LGBT individuals were granted refugee status that year as well. In Australia, the Refugee Review Tribunal gave refugee status to a gay South Korean man with transgender identification. In its ruling, it described South Korea as a conservative country where homosexuality was not illegal and LGBT individuals enjoyed some protections from discrimination, but where gay marriage was not permitted and coming out was difficult.

Five years have passed since then.

■ Emigrants are actually refugees

As the years pass without change, they seem to throw cold water on any hopes that South Korean society might change.

“I know that things don’t change easily, but I want to live my life fighting,” said Ye-da. “But they drive you over the edge, without any kind of compromise. What drove me away was the fact that something that other people look at as ‘no big deal’ was driving me over the edge.”

Sang-min offered a slightly more realist perspective. “Will our country ever become a place where people help each other and build up welfare?” he asked. “It’ll change, a bit at a time, but history shoes that it takes something like a century or two. So not much is going to change while I’m around. I want to go somewhere where I can be free and live a self-sufficient life as a farmer.”

A few people who are not conscientious objectors or LGBT individuals have left or hope to leave. Between Sept. 16 and 23, the Hankyoreh and Dooit Survey polled 7,707 people in their teens and older on whether they wanted to live in another country if they had a chance. Fully 60.8% of respondents said “yes,” nearly three times as many as the 22.7% who said “no.” This raises the question: how many of the roughly 15,000 suicides in the country each year are ones who saw no shred of hope?

“In the case of gay people, it’s not refugee status, but I’ve heard of people making families and settling down in countries like the Netherlands where gay marriage is legal,” said Im Tae-hoon, director of the Center for Military Human Rights.

“Parents with developmentally disabled children leave for Canada, which has a better support system,” Im added.

Two months passed after this reporter met Lee Ye-da. During that time, he started working, he said. Five days a week, he spends the day kneading dough at a bagel bakery. He feels a bit like the migrant worker who does the jobs the locals don’t want to do. He isn’t yet fluent in French, and he often feels slighted. But he also reports that the pay and working environment are far better than in South Korea.

Having been granted a renewable ten-year sojourn, he is now a recipient of social security provided to the lowest earners in France.

When asked if he feels lonely, Lee replied, “I felt lonely in South Korea, too. No one there understood me.”

Life as a refugee means breaking with old social ties and building new ones.
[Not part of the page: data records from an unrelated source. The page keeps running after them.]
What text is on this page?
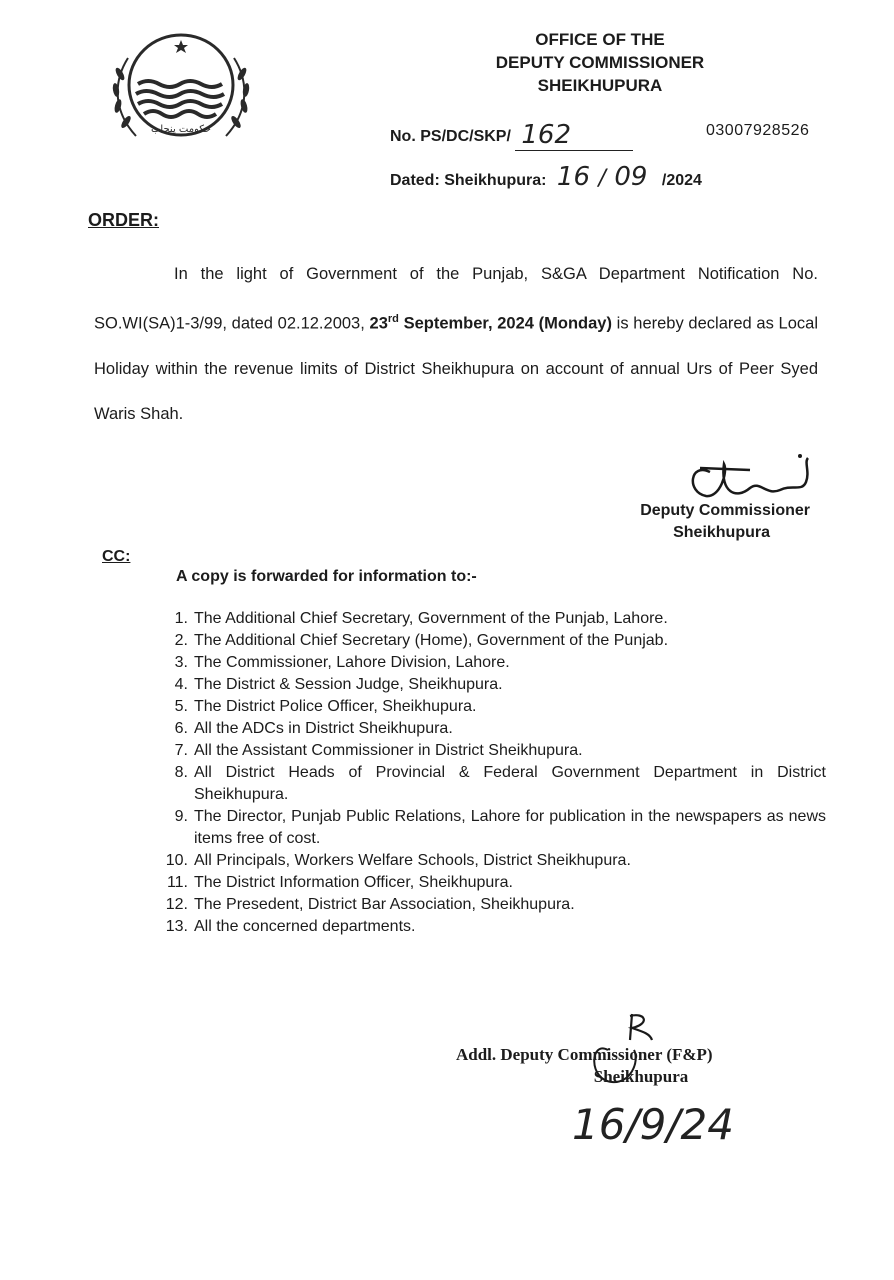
حکومت پنجاب
OFFICE OF THE
DEPUTY COMMISSIONER
SHEIKHUPURA
No. PS/DC/SKP/ 162	03007928526
Dated: Sheikhupura: 16 / 09 /2024
ORDER:

In the light of Government of the Punjab, S&GA Department Notification No. SO.WI(SA)1-3/99, dated 02.12.2003, 23rd September, 2024 (Monday) is hereby declared as Local Holiday within the revenue limits of District Sheikhupura on account of annual Urs of Peer Syed Waris Shah.

Deputy Commissioner
Sheikhupura
CC:
A copy is forwarded for information to:-
1. The Additional Chief Secretary, Government of the Punjab, Lahore.
2. The Additional Chief Secretary (Home), Government of the Punjab.
3. The Commissioner, Lahore Division, Lahore.
4. The District & Session Judge, Sheikhupura.
5. The District Police Officer, Sheikhupura.
6. All the ADCs in District Sheikhupura.
7. All the Assistant Commissioner in District Sheikhupura.
8. All District Heads of Provincial & Federal Government Department in District Sheikhupura.
9. The Director, Punjab Public Relations, Lahore for publication in the newspapers as news items free of cost.
10. All Principals, Workers Welfare Schools, District Sheikhupura.
11. The District Information Officer, Sheikhupura.
12. The Presedent, District Bar Association, Sheikhupura.
13. All the concerned departments.
Addl. Deputy Commissioner (F&P)
Sheikhupura
16/9/24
Lee can go to any country in the world except his home country. Before leaving, he predicted that he would never return, barring some truly exceptional development.

“I made a point of traveling often to the neighborhoods I liked,” he said. “I did the same things I used to do - walking around with friends and talking late at night. I remember snacking at McDonald’s early in the morning, even when it was raining.”
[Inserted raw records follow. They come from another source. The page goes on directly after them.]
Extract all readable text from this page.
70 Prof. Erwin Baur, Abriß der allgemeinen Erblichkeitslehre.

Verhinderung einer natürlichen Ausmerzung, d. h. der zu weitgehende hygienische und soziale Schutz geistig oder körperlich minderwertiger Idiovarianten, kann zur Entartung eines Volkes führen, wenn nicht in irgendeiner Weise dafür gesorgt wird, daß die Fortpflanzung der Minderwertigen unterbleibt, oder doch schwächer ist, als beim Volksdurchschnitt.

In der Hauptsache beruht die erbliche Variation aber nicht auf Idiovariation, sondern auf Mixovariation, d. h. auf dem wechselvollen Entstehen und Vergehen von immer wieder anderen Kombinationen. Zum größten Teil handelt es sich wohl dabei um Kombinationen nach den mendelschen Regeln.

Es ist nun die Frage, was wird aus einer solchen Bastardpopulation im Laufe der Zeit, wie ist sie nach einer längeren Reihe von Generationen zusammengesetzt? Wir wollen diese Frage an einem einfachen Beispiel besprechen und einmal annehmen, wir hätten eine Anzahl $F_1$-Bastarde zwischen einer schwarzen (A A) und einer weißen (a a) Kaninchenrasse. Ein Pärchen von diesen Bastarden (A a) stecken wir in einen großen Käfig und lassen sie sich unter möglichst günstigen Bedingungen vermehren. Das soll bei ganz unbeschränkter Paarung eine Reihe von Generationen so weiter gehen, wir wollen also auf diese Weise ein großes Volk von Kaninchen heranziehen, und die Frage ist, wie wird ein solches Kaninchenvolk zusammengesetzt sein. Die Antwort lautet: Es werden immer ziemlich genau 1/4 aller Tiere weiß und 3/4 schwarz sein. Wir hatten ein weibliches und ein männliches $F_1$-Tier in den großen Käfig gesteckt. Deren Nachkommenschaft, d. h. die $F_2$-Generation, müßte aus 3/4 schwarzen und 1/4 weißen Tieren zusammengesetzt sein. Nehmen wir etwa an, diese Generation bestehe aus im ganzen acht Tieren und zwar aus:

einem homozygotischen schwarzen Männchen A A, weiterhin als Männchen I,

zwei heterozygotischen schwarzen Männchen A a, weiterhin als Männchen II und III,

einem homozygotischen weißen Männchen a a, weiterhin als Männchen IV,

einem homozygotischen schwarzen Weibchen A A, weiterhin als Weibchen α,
■ ‘You don’t need to hide my face or my name’ 

“Words and Bow” author Hong Se-hwa also lived as a refugee in France after receiving political asylum.

“Time passed, but nothing changed - I was still someone who thought in Korean,” Hong recalled. “My children grew up in a country they didn‘t choose because of their father, and they ended up thinking in French. So when I was finally able to return to Korea, I went back, but they had to stay behind.”
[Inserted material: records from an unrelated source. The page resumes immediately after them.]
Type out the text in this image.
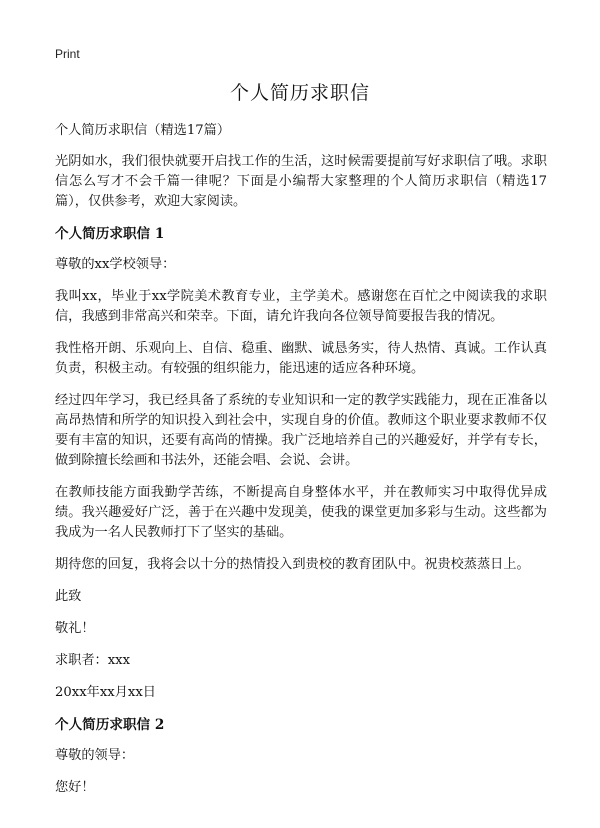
Print
个人简历求职信

个人简历求职信（精选17篇）

光阴如水，我们很快就要开启找工作的生活，这时候需要提前写好求职信了哦。求职信怎么写才不会千篇一律呢？下面是小编帮大家整理的个人简历求职信（精选17篇），仅供参考，欢迎大家阅读。

个人简历求职信 1

尊敬的xx学校领导：

我叫xx，毕业于xx学院美术教育专业，主学美术。感谢您在百忙之中阅读我的求职信，我感到非常高兴和荣幸。下面，请允许我向各位领导简要报告我的情况。

我性格开朗、乐观向上、自信、稳重、幽默、诚恳务实，待人热情、真诚。工作认真负责，积极主动。有较强的组织能力，能迅速的适应各种环境。

经过四年学习，我已经具备了系统的专业知识和一定的教学实践能力，现在正准备以高昂热情和所学的知识投入到社会中，实现自身的价值。教师这个职业要求教师不仅要有丰富的知识，还要有高尚的情操。我广泛地培养自己的兴趣爱好，并学有专长，做到除擅长绘画和书法外，还能会唱、会说、会讲。

在教师技能方面我勤学苦练，不断提高自身整体水平，并在教师实习中取得优异成绩。我兴趣爱好广泛，善于在兴趣中发现美，使我的课堂更加多彩与生动。这些都为我成为一名人民教师打下了坚实的基础。

期待您的回复，我将会以十分的热情投入到贵校的教育团队中。祝贵校蒸蒸日上。

此致

敬礼！

求职者：xxx

20xx年xx月xx日

个人简历求职信 2

尊敬的领导：

您好！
It seemed almost certain that Lee Ye-da would insist on anonymity, so it was a surprise when he said, “You don’t need to hide my face or my name.” He did apologize to his family, and he worried about the scathing criticism that was sure to head his way.

“You see a lot of kids like me in Korea,” he said. “Things are so bad that people like me are recognized as refugees in other countries. They wonder if even one person will come out and say, ‘I feel the same way.’ They know they can’t change things by themselves, but they believe in creating the possibility of change.”

This was the message Lee hoped to send to the country that he left - or that drove him to the edge.